Overview
Apache Arrow defines a rich, language-agnostic type system that maps to physical memory layouts optimized for analytical operations. The type system is specified in Schema.fbs and supports:
Primitive types - Fixed and variable-width data
Nested types - Lists, structs, unions, maps
Parametric types - Types with configurable parameters
Extension types - Custom application-defined types
Encoded types - Dictionary and run-end encoding
The Arrow type system provides both logical types (application semantics) and physical layouts (memory representation) in a unified model.
Type Categories
Primitive Types
Types with no child types, representing simple values:
Fixed-width values (Int, Float, Boolean, Date, Time, Timestamp)
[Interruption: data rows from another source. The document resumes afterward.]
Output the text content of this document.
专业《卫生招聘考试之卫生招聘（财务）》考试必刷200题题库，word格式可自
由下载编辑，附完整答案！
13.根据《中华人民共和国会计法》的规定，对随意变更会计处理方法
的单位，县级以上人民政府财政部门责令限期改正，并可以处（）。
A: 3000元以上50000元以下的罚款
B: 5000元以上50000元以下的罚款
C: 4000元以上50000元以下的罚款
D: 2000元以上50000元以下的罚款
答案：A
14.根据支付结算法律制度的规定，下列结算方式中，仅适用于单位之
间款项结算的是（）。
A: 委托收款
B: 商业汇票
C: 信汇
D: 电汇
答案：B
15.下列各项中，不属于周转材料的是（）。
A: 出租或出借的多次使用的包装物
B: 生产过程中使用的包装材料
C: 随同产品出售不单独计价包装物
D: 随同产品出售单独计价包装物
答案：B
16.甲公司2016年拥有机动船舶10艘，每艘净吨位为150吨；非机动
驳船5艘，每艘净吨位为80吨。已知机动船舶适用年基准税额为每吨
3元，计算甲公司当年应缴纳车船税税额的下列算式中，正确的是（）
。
Variable-width values (Binary, Utf8)
Null type (all values are null)
Nested Types
Types whose structure depends on child types:
List types (List, LargeList, FixedSizeList, ListView)
Struct (ordered collection of fields)
Map (key-value pairs)
Union (choice of types)
Parametric Types
Types requiring parameters for complete specification:
Timestamp (unit + optional timezone)
Decimal (precision + scale + bit width)
Time (unit + bit width)
FixedSizeBinary (byte width)
Primitive Types
Null Type
Represents a sequence of all null values. No buffers are allocated.
Use Cases:
Placeholder columns
Unknown types during schema evolution
Testing null handling
Boolean Type
Physical Layout: Bit-packed in bytes (8 booleans per byte)
values = [true, false, true, true, false, false, true, false]
Byte layout (LSB numbering):
bit: 7 6 5 4 3 2 1 0
0 1 0 0 1 1 0 1
Buffers:
Validity bitmap
Data buffer (bit-packed)
Integer Types
table Int {
bitWidth: int; // 8, 16, 32, or 64
is_signed: bool;
}
Supported Types:
Type Bit Width Signed Range Int8 8 Yes -128 to 127 UInt8 8 No 0 to 255 Int16 16 Yes -32,768 to 32,767 UInt16 16 No 0 to 65,535 Int32 32 Yes -2³¹ to 2³¹-1 UInt32 32 No 0 to 2³²-1 Int64 64 Yes -2⁶³ to 2⁶³-1 UInt64 64 No 0 to 2⁶⁴-1
Signed integers are preferred for cross-language compatibility. Avoid UInt64 unless required by application.
Floating Point Types
enum Precision { HALF, SINGLE, DOUBLE }
table FloatingPoint {
precision: Precision;
}
Type Precision Bits Range Float16 HALF 16 IEEE 754 half precision Float32 SINGLE 32 IEEE 754 single precision Float64 DOUBLE 64 IEEE 754 double precision
Decimal Types
table Decimal {
precision: int; // Total decimal digits
scale: int; // Digits after decimal point
bitWidth: int = 128; // 32, 64, 128, or 256
}
Bit Width Support:
32-bit : Decimal32 (new in 1.5)
64-bit : Decimal64 (new in 1.5)
128-bit : Decimal128 (since 1.1)
256-bit : Decimal256 (since 1.1)
Representation: Two’s complement integer
Example:
Decimal128(precision=10, scale=2)
Value: 12345.67
Stored as: 1234567 (integer)
Decimal256(precision=38, scale=4)
Value: 123456789012345678901234567890.1234
Stored as: 1234567890123456789012345678901234 (256-bit integer)
Temporal Types
Date Types
enum DateUnit { DAY, MILLISECOND }
table Date {
unit: DateUnit = MILLISECOND;
}
Type Unit Storage Epoch Date32 DAY 32-bit int Days since UNIX epoch Date64 MILLISECOND 64-bit int Milliseconds since UNIX epoch
Date64 values must be evenly divisible by 86,400,000 (milliseconds per day).
Time Types
enum TimeUnit { SECOND, MILLISECOND, MICROSECOND, NANOSECOND }
table Time {
unit: TimeUnit = MILLISECOND;
bitWidth: int = 32;
}
Type Unit Bit Width Range Time32 SECOND 32 0 to 86,399 Time32 MILLISECOND 32 0 to 86,399,999 Time64 MICROSECOND 64 0 to 86,399,999,999 Time64 NANOSECOND 64 0 to 86,399,999,999,999
Semantics: Time elapsed since midnight (no leap seconds)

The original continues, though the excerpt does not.